Human parechovirus 1 was one of the 15 most common enterovirus detections from 2006 to 2008. However, human parechovirus cannot be detected by enterovirus-specific nucleic acid typing assays commonly used, so it may be underreported. Specific PCR methods are available to detect parechovirus in patient samples.
FOOT-AND-MOUTH DISEASE (APHTHOVIRUS OF CATTLE)
This highly infectious disease of cloven-hoofed animals such as cattle, sheep, pigs, and goats is rare in the United States but endemic in other countries. It may be transmitted to humans by contact or ingestion. In humans, the disease is characterized by fever, salivation, and vesiculation of the mucous membranes of the oropharynx and of the skin of the feet.
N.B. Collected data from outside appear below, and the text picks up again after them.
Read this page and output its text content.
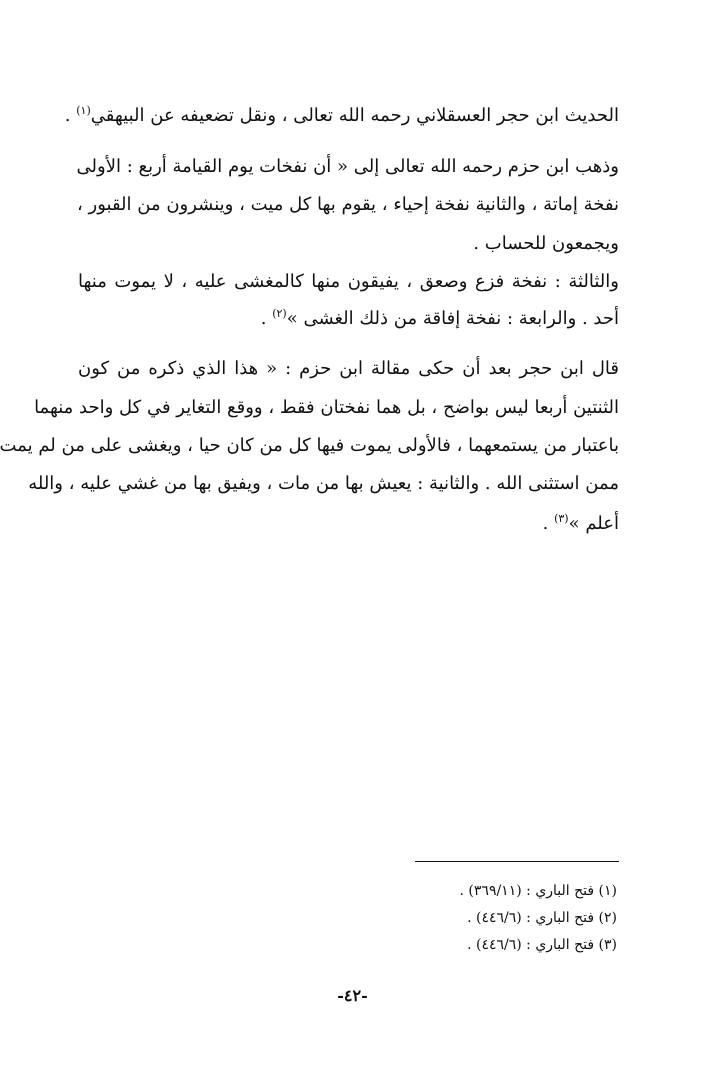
الحديث ابن حجر العسقلاني رحمه الله تعالى ، ونقل تضعيفه عن البيهقي$^{(١)}$ .
وذهب ابن حزم رحمه الله تعالى إلى « أن نفخات يوم القيامة أربع : الأولى
نفخة إماتة ، والثانية نفخة إحياء ، يقوم بها كل ميت ، وينشرون من القبور ،
ويجمعون للحساب .
والثالثة : نفخة فزع وصعق ، يفيقون منها كالمغشى عليه ، لا يموت منها
أحد . والرابعة : نفخة إفاقة من ذلك الغشى »$^{(٢)}$ .
قال ابن حجر بعد أن حكى مقالة ابن حزم : « هذا الذي ذكره من كون
الثنتين أربعا ليس بواضح ، بل هما نفختان فقط ، ووقع التغاير في كل واحد منهما
باعتبار من يستمعهما ، فالأولى يموت فيها كل من كان حيا ، ويغشى على من لم يمت
ممن استثنى الله . والثانية : يعيش بها من مات ، ويفيق بها من غشي عليه ، والله
أعلم »$^{(٣)}$ .
(١) فتح الباري : (٣٦٩/١١) .
(٢) فتح الباري : (٤٤٦/٦) .
(٣) فتح الباري : (٤٤٦/٦) .
-٤٢-
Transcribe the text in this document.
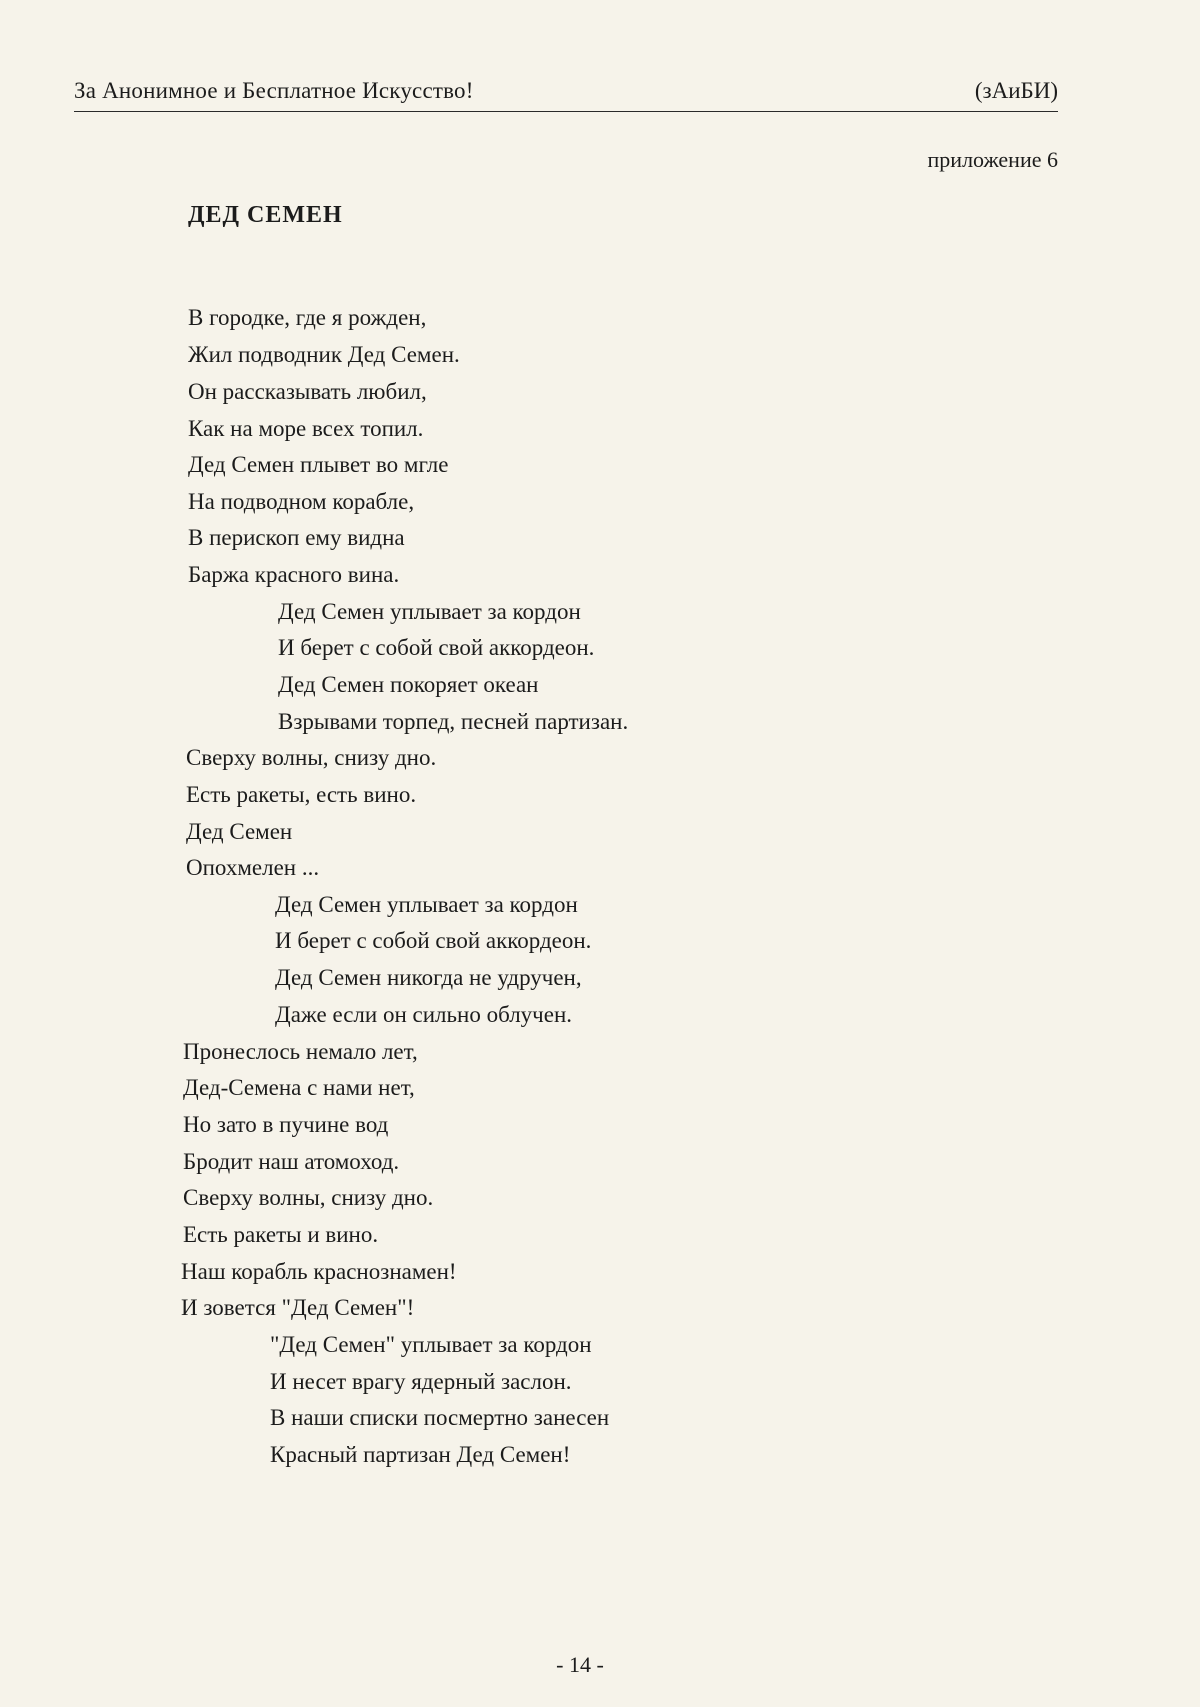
За Анонимное и Бесплатное Искусство!	(зАиБИ)
приложение 6
ДЕД СЕМЕН
В городке, где я рожден,
Жил подводник Дед Семен.
Он рассказывать любил,
Как на море всех топил.
Дед Семен плывет во мгле
На подводном корабле,
В перископ ему видна
Баржа красного вина.
Дед Семен уплывает за кордон
И берет с собой свой аккордеон.
Дед Семен покоряет океан
Взрывами торпед, песней партизан.
Сверху волны, снизу дно.
Есть ракеты, есть вино.
Дед Семен
Опохмелен ...
Дед Семен уплывает за кордон
И берет с собой свой аккордеон.
Дед Семен никогда не удручен,
Даже если он сильно облучен.
Пронеслось немало лет,
Дед-Семена с нами нет,
Но зато в пучине вод
Бродит наш атомоход.
Сверху волны, снизу дно.
Есть ракеты и вино.
Наш корабль краснознамен!
И зовется "Дед Семен"!
"Дед Семен" уплывает за кордон
И несет врагу ядерный заслон.
В наши списки посмертно занесен
Красный партизан Дед Семен!
- 14 -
The virus is a typical picornavirus and is acid labile (particles are unstable below a pH of 6.8). It has a buoyant density in cesium chloride of 1.43 g/mL. There are at least 7 types with more than 50 subtypes.
The disease in animals is highly contagious in the early stages of infection when viremia is present and when vesicles in the mouth and on the feet rupture and liberate large amounts of virus. Excreted material remains infectious for long periods. The mortality rate in animals is usually low but may reach 70%. Infected animals become poor producers of milk and meat. Many cattle serve as foci of infection for up to 8 months. Immunity after infection is of short duration.
A variety of animals are susceptible to infection, and the virus has been recovered from at least 70 species of mammals. The typical disease can be reproduced by inoculating the virus into the pads of the foot. Formalin-treated vaccines have been prepared from virus grown in tissue cultures, but such vaccines do not produce long-lasting immunity. New vaccines are being developed based on recombinant DNA techniques.
The methods of control of the disease are dictated by its high degree of contagiousness and the resistance of the virus to inactivation. Should a focus of infection occur in the United States, all exposed animals are slaughtered and their carcasses destroyed. Strict quarantine is established, and the area is not presumed to be safe until susceptible animals fail to develop symptoms within 30 days. Another method is to quarantine the herd and vaccinate all unaffected animals. Other countries have successfully used systematic vaccination schedules. Some nations (eg, the United States and Australia) forbid the importation of potentially infective materials such as fresh meat, and the disease has been eliminated in these areas.